Subsidize My Electric Car, Please
By: The Editorial Board
Sept. 2, 2019
Wall Street Journal
The great myth of political subsidies for business is that they will help an industry get started and then go away. We’ll soon see if Congress can for once live up to its temporary promise and block the emerging effort to continue subsidizing the affluent to buy electric cars.
Wyoming Republican John Barrasso is circulating a letter asking Senate Leader Mitch McConnell to reject an expansion or extension of the electric-vehicle tax credit. The federal government currently provides a $7,500 consumer tax break for an auto maker’s first 200,000 cars. The tax credit then drops by half for EVs sold over the next six months, and by half again for another six months. It then disappears.
Washington has been underwriting EVs for nearly 30 years, which is a long time for an infant industry. The current EV handout was part of the 2009 Obama “stimulus,” and its backers promised it would be temporary. But Tesla and General Motors hit 200,000 in sales last year, and Nissan, Ford and Toyota are well on their way. With the phaseout approaching, auto makers and environmental groups are now begging Congress for an extension.

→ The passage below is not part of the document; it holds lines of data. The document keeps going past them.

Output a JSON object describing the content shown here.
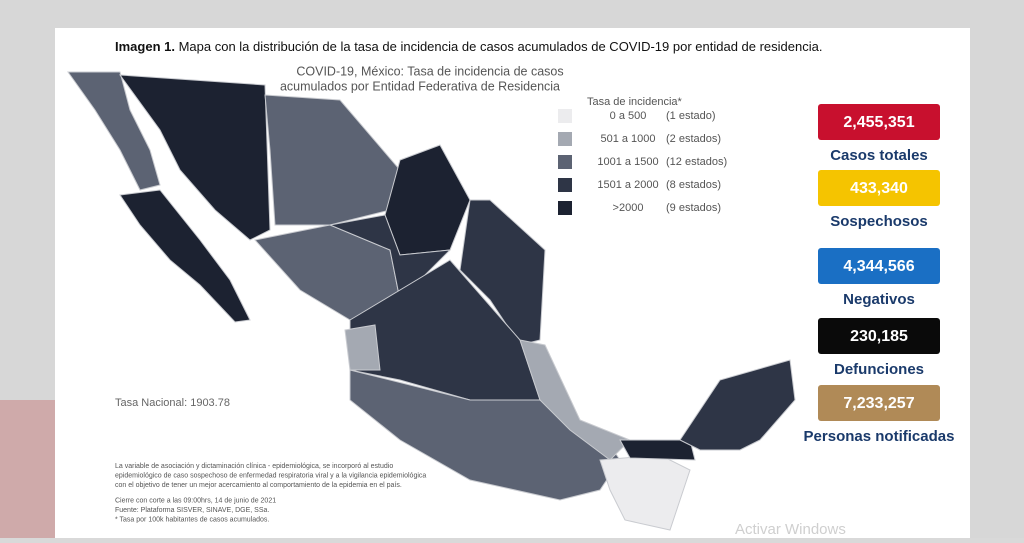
{
  "header": {
    "label": "Imagen 1.",
    "title": "Mapa con la distribución de la tasa de incidencia de casos acumulados de COVID-19 por entidad de residencia."
  },
  "map": {
    "title_lines": [
      "COVID-19, México: Tasa de incidencia de casos",
      "acumulados por Entidad Federativa de Residencia"
    ],
    "national_rate": "Tasa Nacional: 1903.78",
    "legend": {
      "title": "Tasa de incidencia*",
      "items": [
        {
          "range": "0 a 500",
          "count": "(1 estado)",
          "color": "#ececee"
        },
        {
          "range": "501 a 1000",
          "count": "(2 estados)",
          "color": "#a4a9b2"
        },
        {
          "range": "1001 a 1500",
          "count": "(12 estados)",
          "color": "#5c6373"
        },
        {
          "range": "1501 a 2000",
          "count": "(8 estados)",
          "color": "#2e3546"
        },
        {
          "range": ">2000",
          "count": "(9 estados)",
          "color": "#1c2231"
        }
      ]
    }
  },
  "stats": [
    {
      "value": "2,455,351",
      "label": "Casos totales",
      "color": "#c8102e"
    },
    {
      "value": "433,340",
      "label": "Sospechosos",
      "color": "#f5c400"
    },
    {
      "value": "4,344,566",
      "label": "Negativos",
      "color": "#1a6fc4"
    },
    {
      "value": "230,185",
      "label": "Defunciones",
      "color": "#0a0a0a"
    },
    {
      "value": "7,233,257",
      "label": "Personas notificadas",
      "color": "#b08a57"
    }
  ],
  "notes": [
    "La variable de asociación y dictaminación clínica - epidemiológica, se incorporó al estudio",
    "epidemiológico de caso sospechoso de enfermedad respiratoria viral y a la vigilancia epidemiológica",
    "con el objetivo de tener un mejor acercamiento al comportamiento de la epidemia en el país.",
    "Cierre con corte a las 09:00hrs, 14 de junio de 2021",
    "Fuente: Plataforma SISVER, SINAVE, DGE, SSa.",
    "* Tasa por 100k habitantes de casos acumulados."
  ],
  "watermark": "Activar Windows"
}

They’re floating a bill from car-state Senators Debbie Stabenow (D., Mich.) and Lamar Alexander (R., Tenn.) that would extend a $7,000 buyer tax credit for another 400,000 cars once auto makers hit the 200,000 limit. An Ernst & Young study estimates the expansion would cost taxpayers nearly $16 billion over the next decade.
It’s hard to imagine a more blatant income transfer for the well-to-do. Electric cars are significantly more expensive than the average vehicle, with a starting price of around $36,000. A recent Congressional Research Service study found that nearly 80% of the credits were claimed by households with adjusted gross income of more than $100,000. Sales data show that about half of all electric vehicle sales occur in one state—California.
That’s not surprising since California sets quotas for electric-vehicle sales. For years auto makers complained that California’s EV mandate forced them to sell cars below cost. The Trump Administration has proposed relaxing the Obama-era fuel economy standards and rescinding California’s Clean Air Act waiver that require manufacturers to ratchet up electric car production.
Yet auto makers are resisting the Trump Administration’s regulatory liberation. California has threatened to sue to enforce its own rules, and BMW , Ford, Honda and Volkswagen cut a deal with the state that would preserve the state’s EV quotas. Governor Gavin Newsom is pressuring other auto makers to jump on board.
Auto makers say federal subsidies are necessary to help them comply with California’s EV mandate, which a dozen or so other states have adopted. But then why shouldn’t these states pick up the subsidy tab to fulfill the mandates that they are imposing?
By the way, CEO Elon Musk had been saying not too long ago that his competitors want the subsidies while Tesla doesn’t need them. But Tesla’s sales fell as the tax-credit phaseout hit, and he’s now joined the special pleading for a subsidy expansion. None of this will have the slightest impact on the climate.
Mr. Alexander and Maine’s Susan Collins are so far the only Republican co-sponsors on the EV bill. But supporters are hoping to add the subsidy expansion to other legislation this fall when few people are watching. Senator Barrasso is sounding the alarm and hoping to attract enough opponents to make clear the subterfuge can’t pass the Senate.